Se fino ad oggi l'analisi della giurisprudenza ha riguardato principalmente il profilo della gestione del rapporto di lavoro sul piano della responsabilità risarcitoria, l'ordinanza in esame si distingue per il fatto di trattare l'incidenza del contesto lavorativo stressogeno nell'ambito della cessazione del rapporto lavorativo determinato dal recesso datoriale per giusta causa, proponendo una soluzione ragionevole ed equilibrata, che giunge per questa via -per la prima volta, a quanto consta- alla pronuncia di annullamento

Non sono peraltro mancate in giurisprudenza, nel recente passato, pronunce di segno analogo che hanno posto l'attenzione sul contesto ambientale connotato da forte stress determinante le dimissioni del dipendente, addivenendo all'annullamento ai sensi dell'art. 428 c.c. (cfr. Cass 21 novembre 2018, n. 30126; conf. Cass., 9 giugno 2021, n. 16153; Cass., 6 settembre 2018, n. 21701; nel merito, App. Bari, sez. lav., 8 giugno 2007, n. 807). Così come, sempre di recente, la giurisprudenza di merito ha trattato anche il licenziamento datoriale, vagliandolo attraverso le lenti dello stress lavorativo, riconoscendo la legittimità del recesso per giusta causa dei dirigenti, responsabili e coordinatori che abbiano generato forti tensioni o un clima lavorativo teso e pesante, con ricadute negative nei rapporti tra lavoratori e lavoratrici “in termini di valenza pregiudizievole […] sulla serenità dell'ambiente di lavoro” (cfr. Trib. Roma, sez. lav., 1° giugno 2022, n. 5259; Trib. Reggio Emilia, sez. lav., 4 novembre 2016, n. 248).     

Note

(1) Si rimanda al commento di ROSIELLO, TAMBASCO, La lunga marcia dello stress lavoro-correlato nella giurisprudenza, in ISL,  2/2023, p. 77-80.
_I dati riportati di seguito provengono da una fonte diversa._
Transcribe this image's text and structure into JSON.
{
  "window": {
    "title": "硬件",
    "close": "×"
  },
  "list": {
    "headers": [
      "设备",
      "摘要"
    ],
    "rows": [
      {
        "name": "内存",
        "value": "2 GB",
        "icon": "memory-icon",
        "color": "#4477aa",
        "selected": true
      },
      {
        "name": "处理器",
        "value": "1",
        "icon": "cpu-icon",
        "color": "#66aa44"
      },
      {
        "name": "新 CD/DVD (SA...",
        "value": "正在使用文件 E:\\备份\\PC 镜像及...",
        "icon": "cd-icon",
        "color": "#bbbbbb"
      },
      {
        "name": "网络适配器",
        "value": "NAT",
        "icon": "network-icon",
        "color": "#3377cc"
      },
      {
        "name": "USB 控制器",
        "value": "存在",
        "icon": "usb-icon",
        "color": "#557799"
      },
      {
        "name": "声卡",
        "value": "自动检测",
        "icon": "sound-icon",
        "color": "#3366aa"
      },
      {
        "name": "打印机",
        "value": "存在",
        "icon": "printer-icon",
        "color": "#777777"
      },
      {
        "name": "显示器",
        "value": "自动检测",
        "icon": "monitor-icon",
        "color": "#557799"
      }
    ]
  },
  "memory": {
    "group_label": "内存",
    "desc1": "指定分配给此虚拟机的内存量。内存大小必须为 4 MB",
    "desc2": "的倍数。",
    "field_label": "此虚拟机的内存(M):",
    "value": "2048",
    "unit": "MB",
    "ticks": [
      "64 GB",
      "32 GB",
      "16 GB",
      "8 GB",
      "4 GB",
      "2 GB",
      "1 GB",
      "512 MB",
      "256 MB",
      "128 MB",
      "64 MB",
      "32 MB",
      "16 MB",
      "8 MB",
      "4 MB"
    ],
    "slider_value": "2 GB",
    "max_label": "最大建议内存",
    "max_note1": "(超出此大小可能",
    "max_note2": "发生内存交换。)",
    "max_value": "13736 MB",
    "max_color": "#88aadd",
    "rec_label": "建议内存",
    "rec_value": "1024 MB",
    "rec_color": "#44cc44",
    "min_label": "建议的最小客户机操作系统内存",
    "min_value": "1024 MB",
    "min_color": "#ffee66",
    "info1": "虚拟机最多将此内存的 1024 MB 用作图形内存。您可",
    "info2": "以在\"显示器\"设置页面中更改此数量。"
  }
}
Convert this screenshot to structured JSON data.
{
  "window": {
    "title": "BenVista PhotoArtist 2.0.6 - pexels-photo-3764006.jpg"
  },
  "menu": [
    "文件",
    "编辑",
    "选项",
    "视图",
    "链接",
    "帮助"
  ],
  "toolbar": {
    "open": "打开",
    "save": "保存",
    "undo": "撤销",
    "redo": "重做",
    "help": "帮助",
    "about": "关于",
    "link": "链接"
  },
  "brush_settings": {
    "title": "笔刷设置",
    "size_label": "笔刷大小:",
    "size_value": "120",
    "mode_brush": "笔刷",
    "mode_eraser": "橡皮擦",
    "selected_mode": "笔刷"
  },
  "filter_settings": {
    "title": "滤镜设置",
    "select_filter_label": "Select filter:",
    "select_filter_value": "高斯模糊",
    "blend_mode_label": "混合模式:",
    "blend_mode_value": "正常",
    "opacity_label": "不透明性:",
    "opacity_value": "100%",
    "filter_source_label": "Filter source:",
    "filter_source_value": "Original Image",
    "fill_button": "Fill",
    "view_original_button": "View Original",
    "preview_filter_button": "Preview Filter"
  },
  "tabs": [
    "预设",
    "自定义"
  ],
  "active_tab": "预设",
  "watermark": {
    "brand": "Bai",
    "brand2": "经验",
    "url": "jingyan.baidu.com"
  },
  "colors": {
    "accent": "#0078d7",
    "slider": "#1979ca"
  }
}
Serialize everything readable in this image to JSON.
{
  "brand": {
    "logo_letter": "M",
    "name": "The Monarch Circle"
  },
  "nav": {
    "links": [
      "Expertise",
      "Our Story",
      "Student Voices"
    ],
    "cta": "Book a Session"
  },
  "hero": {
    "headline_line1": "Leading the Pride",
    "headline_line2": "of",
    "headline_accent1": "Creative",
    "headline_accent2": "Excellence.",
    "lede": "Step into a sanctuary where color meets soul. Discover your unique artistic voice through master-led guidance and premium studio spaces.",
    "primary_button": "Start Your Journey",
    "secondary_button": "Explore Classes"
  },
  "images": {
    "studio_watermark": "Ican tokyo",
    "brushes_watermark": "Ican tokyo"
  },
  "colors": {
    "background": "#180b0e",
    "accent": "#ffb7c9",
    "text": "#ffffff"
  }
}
(2) Si veda ROSIELLO, TAMBASCO, Il danno da stress lavorativo: una categoria polifunzionale all'orizzonte? in IUS Lavoro, 8 novembre 2022; BIGHELLI, Condotte vessatorie di colleghi: anche se non si ravvisa il mobbing, vi è violazione dell'obbligo di tutela dell'integrità psico-fisica del lavoratore , in IUS Lavoro, 7 giugno 2023.